İnsan doğanın bir parçasıdır. Doğayla uyum içinde yaşamak zorundadır. Doğanın kendisinin hizmetinde olduğunu, doğaya hükmedebileceğini düşünmemelidir. Belirleyici olan doğadır. İnsan doğadan uzaklaştığı, kendisini betona ve asfalta hapsettiği, sentetik ve plastik malzemeler kullandığı sürece bedensel ve ruhsal olarak sağlıklı yaşaması güçleşecektir. Doğayla inatlaşma, doğanın dengesini bozacak eylemlerde bulunma halinde uzun bir süredir yaşadığımız Kovid 19 vakalarında olduğu gibi hastalıklar türeyip yayılabilecek yine insanlar çareyi doğaya sığınmada bulacaklardır. Bugün de insanlar, kalabalık kent merkezlerinden kaçarak Bodrum, Çeşme, Marmaris, Didim gibi doğanın yoğun kent merkezlerine nazaran daha bakir kaldığı tatil yörelerine ya da oksijen deposu yaylalara akın etmektedir. En çok neyi görür, neye bakarsanız giderek ona benzemeye başlarsınız. Balkona çıktığında ya da evinin penceresinden baktığında karşı apartmanın çatısını gören, araçların sesini, kalabalığın uğultusunu duyan insan ile ağaçları, yeşili, denizi ya da dereyi gören kuşların cıvıltısını, suyun şırıltısını duyan insanın ruh hali, sağlığı, morali aynı olur mu? Edip Cansever'in, insan yaşadığı yere benzer demesi boşuna değildir. Toprakla uğraşmanın iyileştirici gücünü saymıyorum bile.

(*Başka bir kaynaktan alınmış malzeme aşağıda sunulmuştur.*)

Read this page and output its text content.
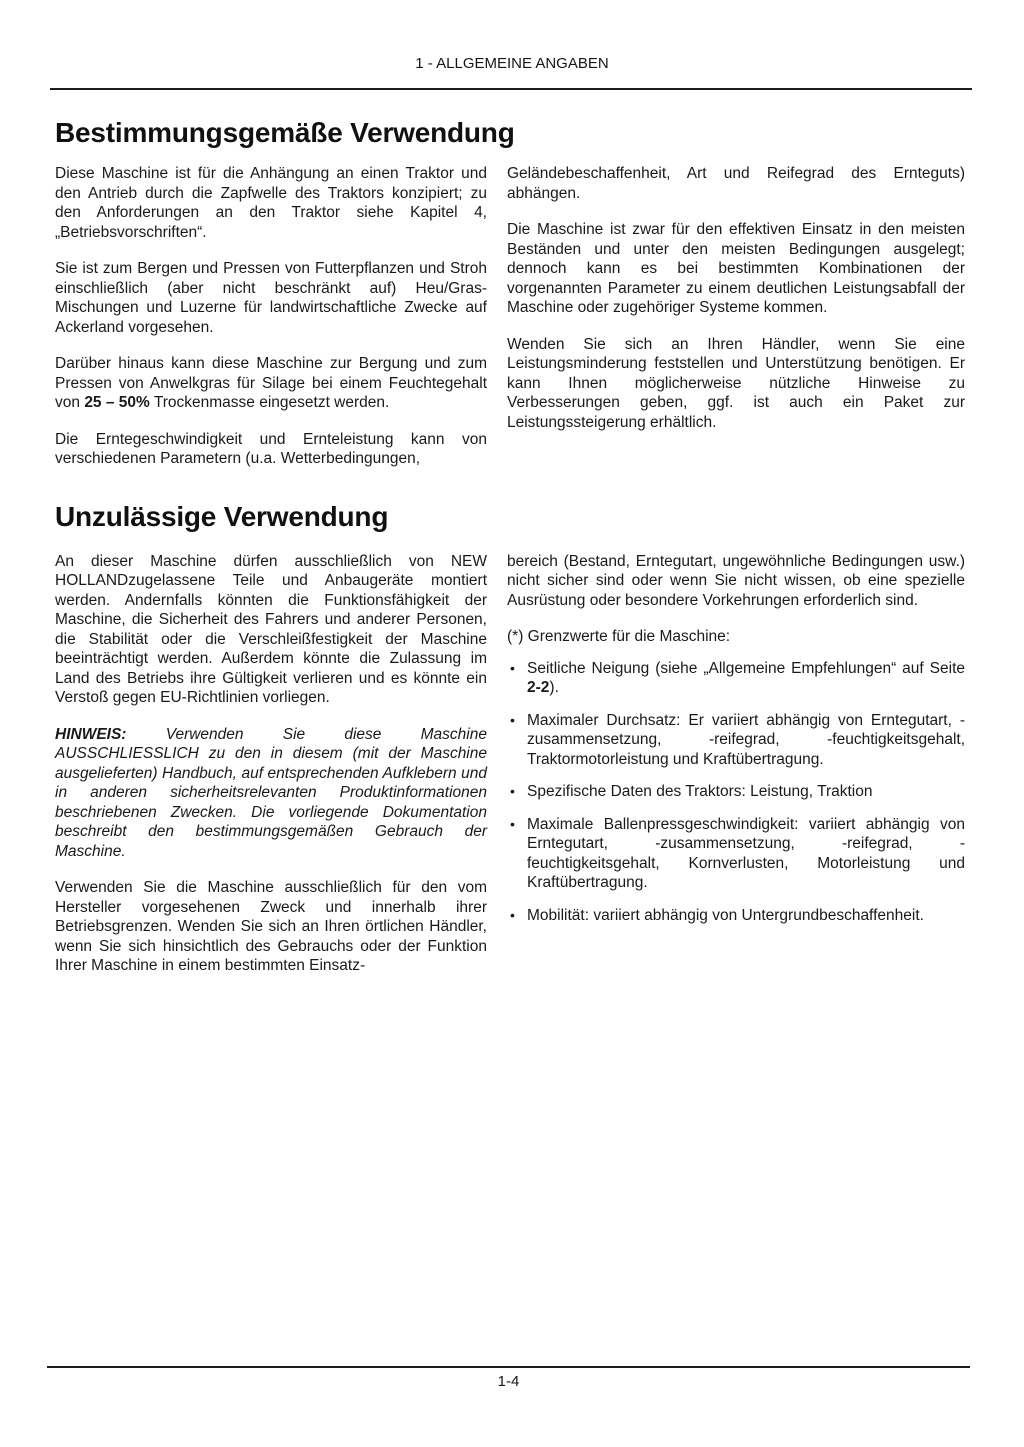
1 - ALLGEMEINE ANGABEN
Bestimmungsgemäße Verwendung

Diese Maschine ist für die Anhängung an einen Traktor und den Antrieb durch die Zapfwelle des Traktors konzipiert; zu den Anforderungen an den Traktor siehe Kapitel 4, „Betriebsvorschriften“.

Sie ist zum Bergen und Pressen von Futterpflanzen und Stroh einschließlich (aber nicht beschränkt auf) Heu/Gras-Mischungen und Luzerne für landwirtschaftliche Zwecke auf Ackerland vorgesehen.

Darüber hinaus kann diese Maschine zur Bergung und zum Pressen von Anwelkgras für Silage bei einem Feuchtegehalt von 25 – 50% Trockenmasse eingesetzt werden.

Die Erntegeschwindigkeit und Ernteleistung kann von verschiedenen Parametern (u.a. Wetterbedingungen,

Geländebeschaffenheit, Art und Reifegrad des Ernteguts) abhängen.

Die Maschine ist zwar für den effektiven Einsatz in den meisten Beständen und unter den meisten Bedingungen ausgelegt; dennoch kann es bei bestimmten Kombinationen der vorgenannten Parameter zu einem deutlichen Leistungsabfall der Maschine oder zugehöriger Systeme kommen.

Wenden Sie sich an Ihren Händler, wenn Sie eine Leistungsminderung feststellen und Unterstützung benötigen. Er kann Ihnen möglicherweise nützliche Hinweise zu Verbesserungen geben, ggf. ist auch ein Paket zur Leistungssteigerung erhältlich.

Unzulässige Verwendung

An dieser Maschine dürfen ausschließlich von NEW HOLLANDzugelassene Teile und Anbaugeräte montiert werden. Andernfalls könnten die Funktionsfähigkeit der Maschine, die Sicherheit des Fahrers und anderer Personen, die Stabilität oder die Verschleißfestigkeit der Maschine beeinträchtigt werden. Außerdem könnte die Zulassung im Land des Betriebs ihre Gültigkeit verlieren und es könnte ein Verstoß gegen EU-Richtlinien vorliegen.

HINWEIS: Verwenden Sie diese Maschine AUSSCHLIESSLICH zu den in diesem (mit der Maschine ausgelieferten) Handbuch, auf entsprechenden Aufklebern und in anderen sicherheitsrelevanten Produktinformationen beschriebenen Zwecken. Die vorliegende Dokumentation beschreibt den bestimmungsgemäßen Gebrauch der Maschine.

Verwenden Sie die Maschine ausschließlich für den vom Hersteller vorgesehenen Zweck und innerhalb ihrer Betriebsgrenzen. Wenden Sie sich an Ihren örtlichen Händler, wenn Sie sich hinsichtlich des Gebrauchs oder der Funktion Ihrer Maschine in einem bestimmten Einsatz-

bereich (Bestand, Erntegutart, ungewöhnliche Bedingungen usw.) nicht sicher sind oder wenn Sie nicht wissen, ob eine spezielle Ausrüstung oder besondere Vorkehrungen erforderlich sind.

(*) Grenzwerte für die Maschine:

• Seitliche Neigung (siehe „Allgemeine Empfehlungen“ auf Seite 2-2).
• Maximaler Durchsatz: Er variiert abhängig von Erntegutart, -zusammensetzung, -reifegrad, -feuchtigkeitsgehalt, Traktormotorleistung und Kraftübertragung.
• Spezifische Daten des Traktors: Leistung, Traktion
• Maximale Ballenpressgeschwindigkeit: variiert abhängig von Erntegutart, -zusammensetzung, -reifegrad, -feuchtigkeitsgehalt, Kornverlusten, Motorleistung und Kraftübertragung.
• Mobilität: variiert abhängig von Untergrundbeschaffenheit.
1-4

Kentleşme, çağın getirdiği bir zorunluluk. Bizim sorunumuz ise kentleşmek değil kentleşememek. Plansız, programsız büyüme demek daha doğru olur. Bu konuda başta kamu idarelerine, belediyelere, meslek odalarına, sivil toplum kuruluşlarına, müteahhitlere, denetim organlarına, hepimize ciddi görev ve sorumluluklar düşmektedir. Binalar yapılırken otoparklar, park alanları, yeşil alanlar öncelikle gözetilmeli, sadece kâr etme hırsıyla hareket edilmesine, tarım alanlarına, dere yataklarına binalar yapılmasına izin verilmemeli, tarihi ve doğal doku olduğu gibi korunmalıdır.
Kent ve kentlilik bilinci oluşturulmalı, bu konuda okullarda ve gerekirse kurslar düzenlenerek insanlarımız bilinçlendirilmelidir. Kentlerin orantısız büyümesine izin verilmemelidir. Bizde en büyüğünü yapma merakı vardır. En büyük cami, en büyük adliye, en yüksek gökdelen, en büyük hastane vs. Sanki en büyüğünü yapınca sorunu çözmüş oluyoruz. Tam tersine aslında büyük olanı işletmek, verimli kullanmak daha zordur. Kentlerin de çok büyümesine izin verilmemelidir. Kaldırabileceğinden fazla büyürse güvenliği sağlamak güçleşir. Suç oranı ve işsizlik artar, sağlık, eğitim gibi hizmetlerin kalitesi düşer. Yirmi kişilik sınıfta otuz beş öğrenci okumak zorunda kalır.
Ülkemiz geniş bir coğrafi alana sahiptir. Yeni kent merkezleri oluşturulabilir. Kalabalık kentlerdeki insanlar oralara yönlendirilerek tarımla uğraşmaları teşvik edilebilir. Bu konuda somut birçok öneri ve proje gerçekleştirilebilir, kaynak bulunabilir. Ne var ki, bugün bunların çok uzağındayız ve olanı talan etmekle meşgulüz.
Sanata, şiire yönelmek kentin bu olumsuzluklarını hafifletmede etkili olabilir. Doğanın resmedilmesi, fotoğraflanması, betimlenmesi, imgelerle ortaya konulması, doğa duyarlılığının oluşmasında, doğanın korunmasında, yaşatılmasında, doğa sevgisinin yaygınlaşmasında önemlidir. Sanat bir bakıma doğanın yeniden üretilmesi olduğuna göre sanatla, doğayla ilgilenerek, şiirler yazarak, resimler, heykeller yaparak, imgeler yakalayarak duygu ve duyarlılıklarımızı taze, içimizde oluşturduğumuz güzellikleri canlı tutabilir, gelecek kuşaklarla köprü kurabiliriz.